Aujourd’hui les technologies digitales permettent d’introduire une traçabilité globale et transfrontalière dans les chaines de production de l’agriculture et des industries agroalimentaires.
L’intégrité des données, le suivi digital sécurisé des transactions et la preuve de leur validité bénéficient d’outils issus des technologies de type « blockchain ».
En tant qu’expert et « Chief Scientific Officer » chez SICPA, quel peut être l’apport de cette entreprise à l’agriculture marocaine.

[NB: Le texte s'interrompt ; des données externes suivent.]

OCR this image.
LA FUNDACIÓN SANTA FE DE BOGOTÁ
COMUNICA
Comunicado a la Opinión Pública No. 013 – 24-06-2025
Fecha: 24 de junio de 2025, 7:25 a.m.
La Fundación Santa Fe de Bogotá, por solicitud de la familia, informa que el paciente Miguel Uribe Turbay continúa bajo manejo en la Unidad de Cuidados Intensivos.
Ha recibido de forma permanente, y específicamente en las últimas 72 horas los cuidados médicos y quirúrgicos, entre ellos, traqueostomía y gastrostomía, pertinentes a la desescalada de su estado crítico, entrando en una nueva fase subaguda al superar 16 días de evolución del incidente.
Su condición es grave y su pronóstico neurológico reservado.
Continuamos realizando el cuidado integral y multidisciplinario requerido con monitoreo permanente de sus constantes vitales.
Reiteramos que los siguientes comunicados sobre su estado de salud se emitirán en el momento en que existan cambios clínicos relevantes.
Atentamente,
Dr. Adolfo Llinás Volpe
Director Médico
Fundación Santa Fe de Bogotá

Quels sont les objectifs poursuivis par votre participation au SIAM 2019 ?
Au Maroc, nos solutions et services se concentrent aujourd’hui, sur la traçabilité, la réconciliation fiscale et le contrôle de production des produits les plus touchés par le commerce illicite.
Les intrants agricoles font eux partie des projets encore à l’étude, d’où l’importance de partager l’expérience de SICPA dans d’autres pays où nos technologies sont déjà à l’œuvre depuis plusieurs années (e.g. l’Italie, le Pakistan ou encore le Brésil – où la technologie SICPA protège la qualité et l’origine des semences) afin de les confronter au contexte et aux attentes du Maroc.

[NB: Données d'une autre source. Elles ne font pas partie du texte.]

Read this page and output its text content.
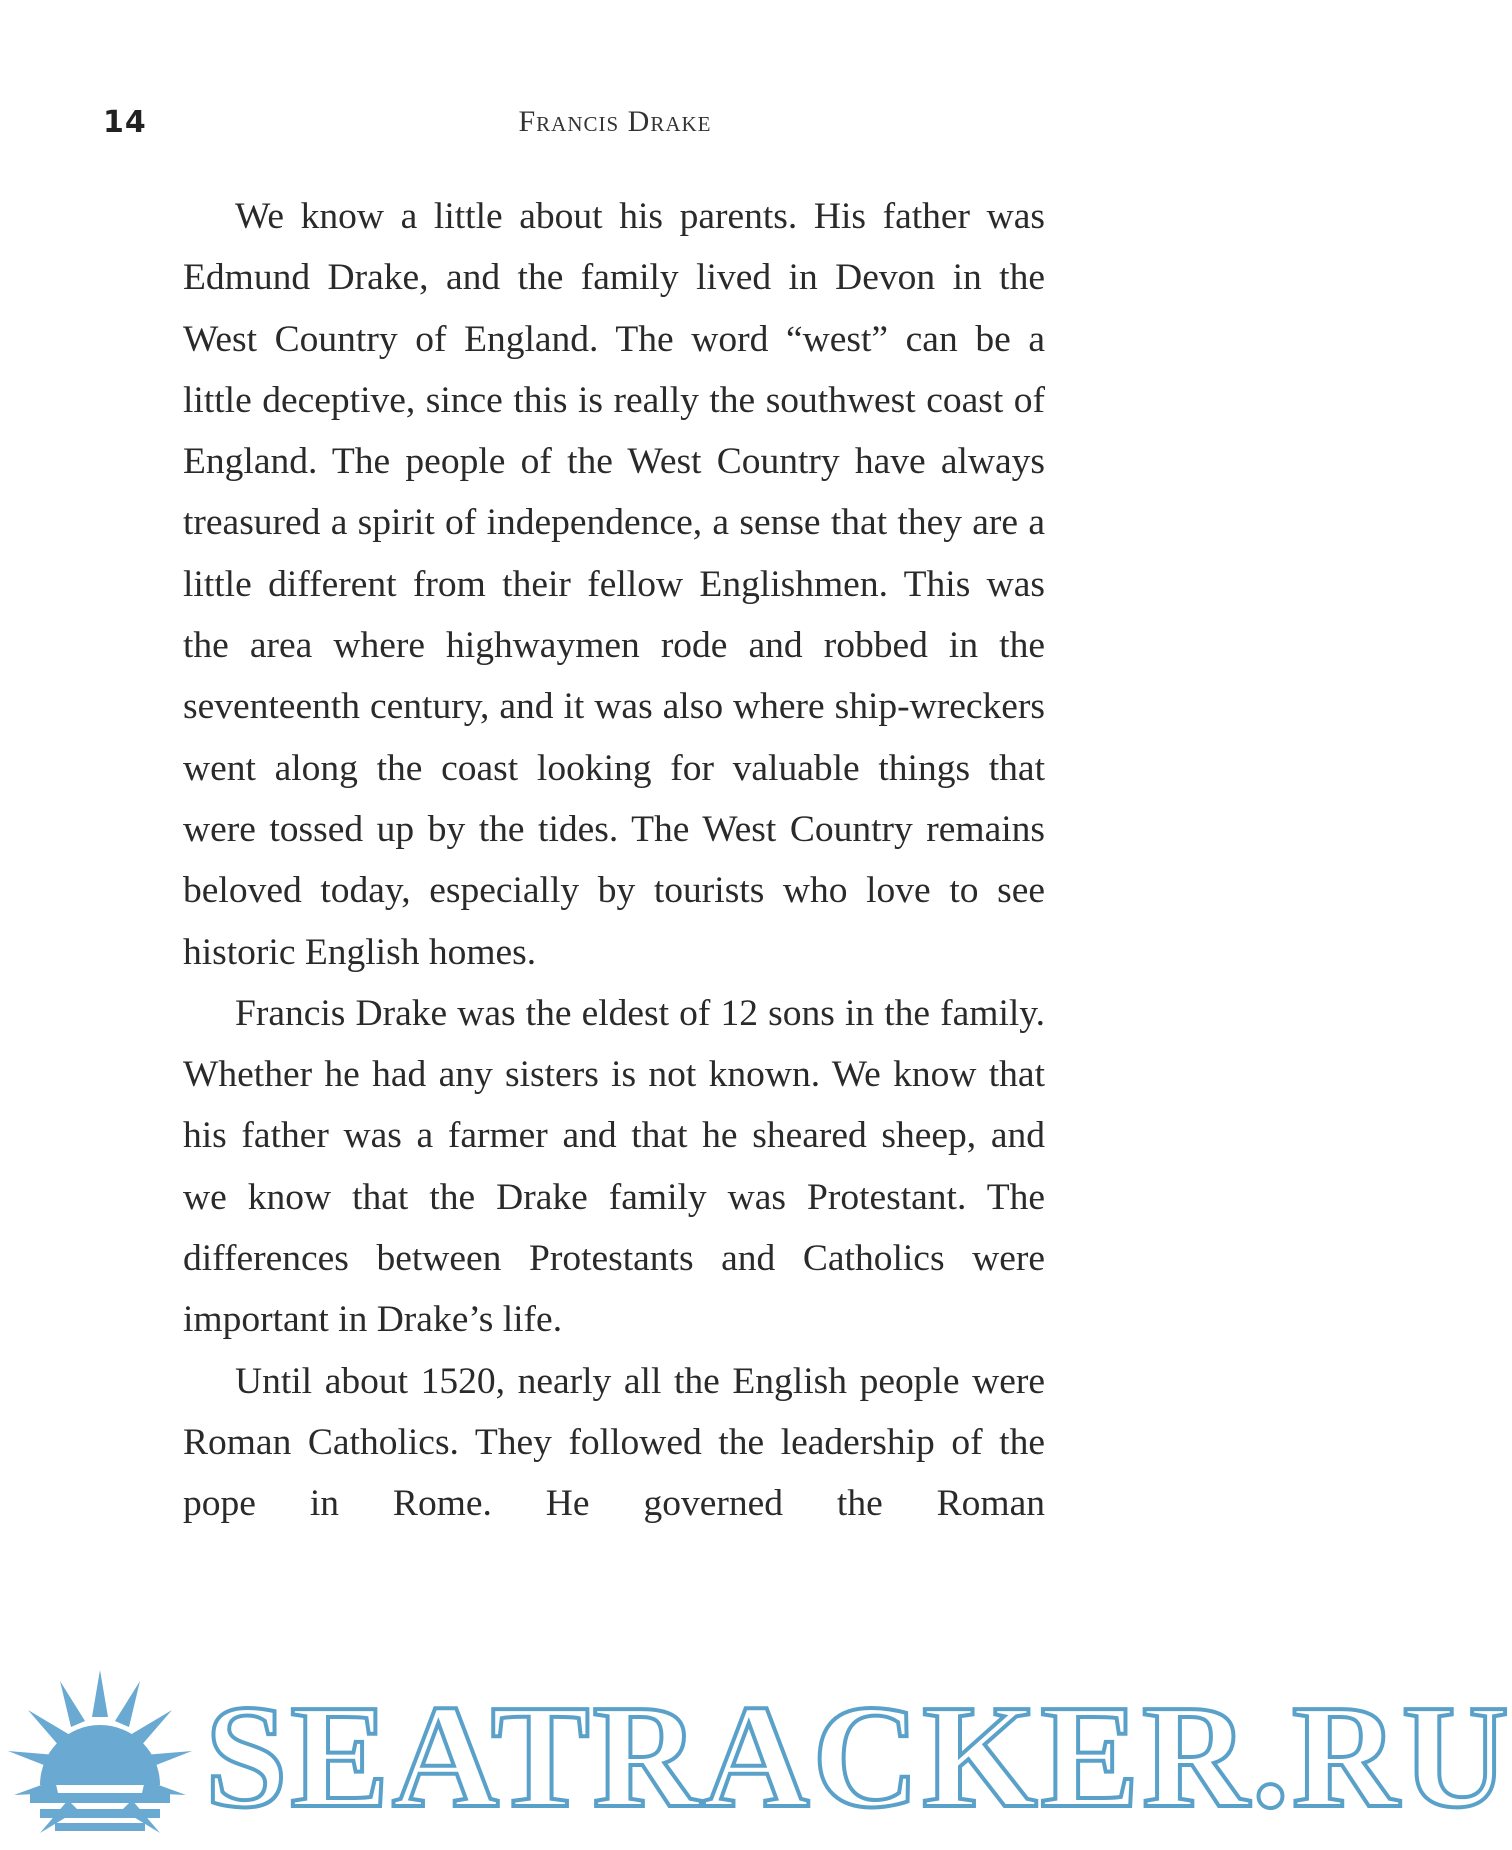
14	Francis Drake

We know a little about his parents. His father was Edmund Drake, and the family lived in Devon in the West Country of England. The word “west” can be a little deceptive, since this is really the southwest coast of England. The people of the West Country have always treasured a spirit of independence, a sense that they are a little different from their fellow Englishmen. This was the area where highwaymen rode and robbed in the seventeenth century, and it was also where ship-wreckers went along the coast looking for valuable things that were tossed up by the tides. The West Country remains beloved today, especially by tourists who love to see historic English homes.

Francis Drake was the eldest of 12 sons in the family. Whether he had any sisters is not known. We know that his father was a farmer and that he sheared sheep, and we know that the Drake family was Protestant. The differences between Protestants and Catholics were important in Drake’s life.

Until about 1520, nearly all the English people were Roman Catholics. They followed the leadership of the pope in Rome. He governed the Roman

SEATRACKER.RU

Nous attendons beaucoup de ces échanges avec les opérateurs marocains lors du SIAM.
De plus, notre implantation au Maroc revêt un rôle stratégique sur le continent : d’une part le Royaume a depuis longtemps saisi l’importance et les enjeux de la traçabilité sécurisée pour ses citoyens. D’autre part, le pays est riche de nombreux talents connaissant bien le contexte régional.
Ceci explique pourquoi nous avons implanté ici un centre d’excellence appelé à rayonner : nos équipes, experts et ingénieurs marocains seront logiquement sollicités pour la mise en œuvre de nos autres projets dans la région. Le SIAM est une occasion de croiser et d’échanger avec de tels talents.
Entretien réalisé par
Fahd YATA
Who is M. Philippe Gillet
Philippe Gillet a rejoint SICPA en 2017 en tant que Chief Scientific Officer. Il est chargé de mener les réflexions stratégiques et transversales à l’entreprise et d’apporter des solutions marchés qui permettent la sécurisation de produits physiques et digitaux. Il est particulièrement actif dans la digitalisation des services de l’Etat, la sécurité de la chaine de valeur agro-alimentaire, le marquage du pétrole et du gaz naturel, ainsi que l’Identité et les documents de valeur à l’ère du numérique. Philippe Gillet apporte au monde de l’entreprise un solide parcours scientifique. Il a tout d’abord étudié les Sciences de la Terre à l’Ecole normale supérieure à Paris, pour ensuite enseigner sur la formation et l’évolution de la Terre et du système solaire dans des universités prestigieuses comme l’Ecole normale supérieure de Lyon. Actif dans le management de la science, de l’innovation et de l’enseignement, Philippe Gillet a entre autres dirigé l’Institut National des Sciences de l’Univers du CNRS (1999-2003). Dans le cadre de ce mandat, il a développé la recherche opérationnelle par la création des Observatoires de Recherche en Environnement (eau, sol, systèmes agricoles). Il a présidé l’Agence Nationale de la Recherche française (2007) et l’Ecole normale supérieure de Lyon (2003-2007). De 2007 à 2010, il a dirigé le cabinet de la Ministre française de la Recherche et de l’Enseignement Supérieur, Valérie Pécresse. Il rejoint l’Ecole Polytechnique Fédérale de Lausanne (EPFL) en 2010 en tant que Vice-Président pour les Affaires Académiques. Dans le cadre de ses fonctions il a aussi assuré la direction du programme européen Human Brain Project. Bien que CSO chez SICPA, il a gardé une activité de recherche à l’EPFL et il est aussi Président des conseils scientifiques de la Région Ile de France et de l’Institut National de la Recherche Agronomique (INRA) depuis 2016.